Zwischen Denken und Fühlen

Apr 17, 2026
Ohnmacht & Wut

 

Der Raum zwischen Denken und Fühlen

 

Es gibt einen inneren Raum im Menschen, in dem nicht einfach Stille herrscht, sondern eine dauerhafte Spannung, ein kaum sichtbares Ringen zwischen zwei Kräften, die beide das Beste wollen und sich doch gegenseitig blockieren: das Denken, das ordnen, kontrollieren und sichern will, und das Fühlen, das erfahren, ausdrücken und lebendig sein möchte.

Der Verstand ist kein Feind. Er ist ein hochentwickeltes Instrument, geschaffen, um Komplexität zu erfassen, Risiken abzuschätzen, Zusammenhänge zu erkennen und aus Erfahrungen Strategien zu bauen, die Sicherheit versprechen. Gerade Menschen, die viel Verantwortung tragen, die intelligent sind, analytisch, strukturiert, trainieren diesen Teil besonders stark – und genau darin liegt oft ihre berufliche Kompetenz und ihre äußere Stabilität.

Doch was im Außen Stärke ist, wird im Inneren zur Belastung, wenn das Denken nicht mehr aufhört, wenn jede Lücke sofort mit einem neuen Szenario gefüllt wird, wenn mögliche Zukünfte durchgespielt werden, bevor die Gegenwart überhaupt gespürt werden durfte, und wenn das Nervensystem nicht mehr unterscheiden kann zwischen realer Gefahr und gedanklicher Simulation.

So entsteht ein Zustand, in dem nicht aktiv gegrübelt wird und doch alles gleichzeitig präsent ist – wie ein Bildschirm mit unzähligen offenen Fenstern, die nicht geschlossen werden, sondern im Hintergrund weiterlaufen, Energie ziehen und das Gefühl erzeugen, dass niemals wirklich Pause ist.

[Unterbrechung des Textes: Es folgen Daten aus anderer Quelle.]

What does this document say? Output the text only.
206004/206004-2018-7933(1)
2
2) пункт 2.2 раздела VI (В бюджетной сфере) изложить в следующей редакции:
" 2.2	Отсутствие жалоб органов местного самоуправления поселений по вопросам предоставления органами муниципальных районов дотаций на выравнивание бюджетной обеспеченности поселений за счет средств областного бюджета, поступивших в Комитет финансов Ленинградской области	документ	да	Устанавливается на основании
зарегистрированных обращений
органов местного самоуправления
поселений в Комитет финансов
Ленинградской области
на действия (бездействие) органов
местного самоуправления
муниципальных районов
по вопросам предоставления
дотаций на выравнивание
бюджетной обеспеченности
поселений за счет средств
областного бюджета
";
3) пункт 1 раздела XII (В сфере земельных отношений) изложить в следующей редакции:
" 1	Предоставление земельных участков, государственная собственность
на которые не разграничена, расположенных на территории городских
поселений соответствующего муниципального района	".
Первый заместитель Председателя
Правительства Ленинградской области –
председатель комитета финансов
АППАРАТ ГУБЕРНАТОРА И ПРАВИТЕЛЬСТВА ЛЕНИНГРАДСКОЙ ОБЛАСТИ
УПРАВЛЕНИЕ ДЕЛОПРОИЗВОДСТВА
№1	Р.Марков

Auf der anderen Seite steht das Fühlen – nicht das romantisierte Fühlen von Dankbarkeit und Leichtigkeit, sondern das rohe, unmittelbare Erleben von Traurigkeit, Wut, Einsamkeit, innerer Leere oder einem gebrochenen Herzen, das nicht argumentiert, sondern schlicht da ist, als körperliche Realität hinter den Augen, im Hals, im Bauch oder in einer kaum greifbaren Schwere im ganzen System.

Und genau hier liegt das eigentliche Dilemma: Viele leiden unter der permanenten Aktivität des Denkens und sehnen sich nach Ruhe, und gleichzeitig fürchten sie die Tiefe des Fühlens, weil dort ein „Tränensee“ vermutet wird, der kein Ende kennt, ein Vulkan aus Wut oder Verzweiflung, der alles überrollen könnte, wenn man ihm zu nahekommt.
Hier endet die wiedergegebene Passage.